Annamaria sta seguendo un master in Applied Behavior Analysis (ABA).
Per i non addetti ai lavori vuol dire che…?
…che mi occupo di disturbi del neurosviluppo, in particolare dell’autismo. Si tratta di un ambito della scienza che punta a modificare i comportamenti durante l’età evolutiva, affinché non siano disfunzionali ma socialmente utili. Con una serie di procedure, contribuiamo a migliorare la qualità di vita di bambini e adolescenti con disabilità.
Ti faccio un esempio: un bambino con autismo potrebbe non avere un contatto oculare ben modulato. Difficilmente può guardarti negli occhi mentre gli parli o molto raramente si girerà quando lo chiamerai per nome, e questo può comportare per loro isolamento o scherno, con conseguenze negative sulla loro accettazione sociale. In questo caso l’ABA (Applied Behavior Analysis) propone un programma mirato nel quale, ad ogni contatto oculare adeguato, avviene la consegna di un rinforzatore (che può essere, ad esempio, il suo giocattolo preferito).
Il tuo campo di studi è l’emblema del principio di inclusione.
Senza dubbio. L’obbiettivo è quello di garantire a tutti le stesse opportunità. L’importante è rispettare il concetto di individualità: i mezzi per raggiungere gli stessi obiettivi non sono uguali per tutti.
Il ruolo della famiglia nell'affrontare la disabilità sembra essere cruciale. Tu che ci lavori, puoi confermarlo?
Sì, totalmente. Il carico di una diagnosi inevitabilmente si poggia anche sulle spalle dei genitori.

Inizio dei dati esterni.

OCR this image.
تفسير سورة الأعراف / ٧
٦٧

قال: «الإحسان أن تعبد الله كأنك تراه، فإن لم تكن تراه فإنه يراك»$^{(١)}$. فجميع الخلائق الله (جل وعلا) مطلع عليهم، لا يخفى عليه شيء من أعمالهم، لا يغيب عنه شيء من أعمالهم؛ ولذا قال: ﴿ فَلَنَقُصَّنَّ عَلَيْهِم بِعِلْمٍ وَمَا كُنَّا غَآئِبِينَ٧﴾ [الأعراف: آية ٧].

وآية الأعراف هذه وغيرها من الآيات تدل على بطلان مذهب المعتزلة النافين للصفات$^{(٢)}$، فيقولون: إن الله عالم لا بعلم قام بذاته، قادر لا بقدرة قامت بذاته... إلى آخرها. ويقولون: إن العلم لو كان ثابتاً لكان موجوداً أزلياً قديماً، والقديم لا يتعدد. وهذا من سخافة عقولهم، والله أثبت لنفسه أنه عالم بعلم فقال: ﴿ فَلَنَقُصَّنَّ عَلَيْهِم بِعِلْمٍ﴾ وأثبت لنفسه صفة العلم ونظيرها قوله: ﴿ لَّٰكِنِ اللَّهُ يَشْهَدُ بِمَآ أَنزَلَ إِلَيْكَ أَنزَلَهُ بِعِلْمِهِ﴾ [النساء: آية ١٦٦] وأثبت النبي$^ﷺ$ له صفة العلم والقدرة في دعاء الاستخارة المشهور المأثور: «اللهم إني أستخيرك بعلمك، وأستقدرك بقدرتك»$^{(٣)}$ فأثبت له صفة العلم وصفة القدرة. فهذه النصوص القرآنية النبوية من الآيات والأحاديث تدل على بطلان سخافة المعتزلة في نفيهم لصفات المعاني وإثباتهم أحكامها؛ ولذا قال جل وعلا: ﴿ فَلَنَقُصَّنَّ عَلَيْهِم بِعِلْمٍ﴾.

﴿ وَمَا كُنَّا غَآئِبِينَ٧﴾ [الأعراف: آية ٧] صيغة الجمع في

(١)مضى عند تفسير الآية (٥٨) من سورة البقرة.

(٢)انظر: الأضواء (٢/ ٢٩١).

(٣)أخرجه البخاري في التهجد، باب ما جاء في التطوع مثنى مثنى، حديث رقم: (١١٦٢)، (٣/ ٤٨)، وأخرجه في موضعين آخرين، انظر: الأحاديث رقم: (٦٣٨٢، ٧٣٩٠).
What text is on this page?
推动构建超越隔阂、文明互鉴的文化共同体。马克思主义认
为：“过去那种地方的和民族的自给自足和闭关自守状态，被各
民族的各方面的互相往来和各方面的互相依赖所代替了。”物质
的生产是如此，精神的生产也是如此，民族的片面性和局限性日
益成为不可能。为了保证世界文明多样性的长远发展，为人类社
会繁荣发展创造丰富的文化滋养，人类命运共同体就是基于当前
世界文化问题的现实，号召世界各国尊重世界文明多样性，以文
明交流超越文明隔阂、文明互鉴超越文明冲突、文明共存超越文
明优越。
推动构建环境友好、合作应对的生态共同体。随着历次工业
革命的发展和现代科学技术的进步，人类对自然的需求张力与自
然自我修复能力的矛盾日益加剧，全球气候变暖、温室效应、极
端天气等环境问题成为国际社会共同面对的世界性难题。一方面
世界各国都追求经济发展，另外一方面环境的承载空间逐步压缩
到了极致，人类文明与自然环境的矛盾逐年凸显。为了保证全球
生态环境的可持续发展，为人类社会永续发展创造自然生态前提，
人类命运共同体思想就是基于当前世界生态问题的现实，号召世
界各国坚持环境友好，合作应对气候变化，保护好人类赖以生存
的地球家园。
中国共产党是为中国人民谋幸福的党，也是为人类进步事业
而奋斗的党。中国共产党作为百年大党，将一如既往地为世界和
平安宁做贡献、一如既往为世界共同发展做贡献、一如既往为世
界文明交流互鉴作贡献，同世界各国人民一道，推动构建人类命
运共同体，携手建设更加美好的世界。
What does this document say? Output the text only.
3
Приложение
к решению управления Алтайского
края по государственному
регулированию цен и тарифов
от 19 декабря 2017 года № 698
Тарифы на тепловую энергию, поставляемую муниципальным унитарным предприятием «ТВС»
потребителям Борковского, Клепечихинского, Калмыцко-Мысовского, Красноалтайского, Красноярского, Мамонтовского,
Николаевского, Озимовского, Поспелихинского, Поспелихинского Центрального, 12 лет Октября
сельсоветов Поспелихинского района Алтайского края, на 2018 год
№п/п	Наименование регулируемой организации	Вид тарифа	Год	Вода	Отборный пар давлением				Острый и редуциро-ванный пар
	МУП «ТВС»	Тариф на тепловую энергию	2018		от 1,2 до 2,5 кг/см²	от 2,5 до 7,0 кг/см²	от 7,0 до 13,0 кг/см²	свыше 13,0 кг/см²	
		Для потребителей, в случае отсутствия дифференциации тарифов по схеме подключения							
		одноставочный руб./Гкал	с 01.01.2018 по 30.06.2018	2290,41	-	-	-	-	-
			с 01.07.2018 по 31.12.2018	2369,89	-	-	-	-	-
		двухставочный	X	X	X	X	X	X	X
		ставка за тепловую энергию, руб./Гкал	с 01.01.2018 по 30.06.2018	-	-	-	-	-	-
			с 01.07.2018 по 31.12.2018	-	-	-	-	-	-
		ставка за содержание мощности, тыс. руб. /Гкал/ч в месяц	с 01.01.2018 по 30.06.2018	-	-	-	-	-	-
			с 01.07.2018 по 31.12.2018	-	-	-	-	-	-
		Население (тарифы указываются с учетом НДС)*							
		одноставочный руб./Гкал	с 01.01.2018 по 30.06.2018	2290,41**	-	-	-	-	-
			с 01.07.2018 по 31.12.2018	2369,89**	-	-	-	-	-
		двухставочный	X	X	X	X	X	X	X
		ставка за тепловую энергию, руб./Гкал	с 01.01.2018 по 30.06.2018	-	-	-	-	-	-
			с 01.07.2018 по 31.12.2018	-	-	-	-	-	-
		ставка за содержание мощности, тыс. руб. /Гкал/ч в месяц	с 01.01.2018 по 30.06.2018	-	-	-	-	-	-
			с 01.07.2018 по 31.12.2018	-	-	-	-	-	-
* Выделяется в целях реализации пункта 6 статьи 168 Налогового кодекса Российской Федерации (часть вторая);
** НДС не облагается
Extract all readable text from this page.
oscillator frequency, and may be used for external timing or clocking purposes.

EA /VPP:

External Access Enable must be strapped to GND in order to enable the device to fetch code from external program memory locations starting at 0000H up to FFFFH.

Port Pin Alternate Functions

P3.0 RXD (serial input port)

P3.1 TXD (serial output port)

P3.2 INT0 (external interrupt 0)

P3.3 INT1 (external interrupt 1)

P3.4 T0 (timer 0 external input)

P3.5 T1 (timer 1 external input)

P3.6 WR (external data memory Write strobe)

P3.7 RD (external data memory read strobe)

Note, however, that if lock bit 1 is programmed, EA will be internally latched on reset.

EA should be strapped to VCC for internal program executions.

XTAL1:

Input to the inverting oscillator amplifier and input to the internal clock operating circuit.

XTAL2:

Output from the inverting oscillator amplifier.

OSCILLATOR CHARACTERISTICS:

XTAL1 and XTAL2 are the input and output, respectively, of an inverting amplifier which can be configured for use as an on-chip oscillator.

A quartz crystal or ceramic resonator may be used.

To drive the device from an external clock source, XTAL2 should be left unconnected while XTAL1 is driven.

Molti dei miei bambini e ragazzi hanno diagnosi che necessitano tanta terapia e ogni presa in carico prevede l’accoglienza del suo nucleo familiare. Nella maggior parte dei casi, i genitori fanno del loro meglio per garantire ai propri figli un supporto adeguato. Ma le spese sia emotive che economiche fanno sentire presto il loro peso e questo si riflette sul loro stile di vita. Queste famiglie condurranno mai una vita “ordinaria”? Nella maggior parte dei casi…no.
Già, e questo costituisce un dato di fatto. Forse anche la terminologia errata o ambigua contribuisce al solidificarsi delle differenziazioni sociali…
Per certi versi sì. Parole come ‘atipico’, ‘diverso’ o ‘fuori dalla norma’ non sono sinonimi di peggiore, anzi: ogni giorno realizzo che la disabilità è una mera caratteristica di una persona, una tra tante altre, e la rendono degna di essere alla pari di tutti. Io sono alta un metro e mezzo, ciò non mi impedisce di prendere una scala per raggiungere il libro nello scaffale in alto. Certo, bisogna pazientare. I cambiamenti positivi arrivano spesso dopo ore di duro lavoro. Ma per me godere dei progressi quotidiani e osservare i risultati di un programma è una sfida quotidiana ricca di soddisfazioni.
Già, immagino! Che bello, sono contenta di sentire il tuo entusiasmo. Credo che a livello culturale dovremmo riconsiderare il concetto di ‘difetto’ come anche quello di ‘compassione’. Dietro questa parola spesso avverto un senso di pietà che non è piacevole, né socialmente accettato.
Grazie per aver contribuito a questo Scream of Consciousness!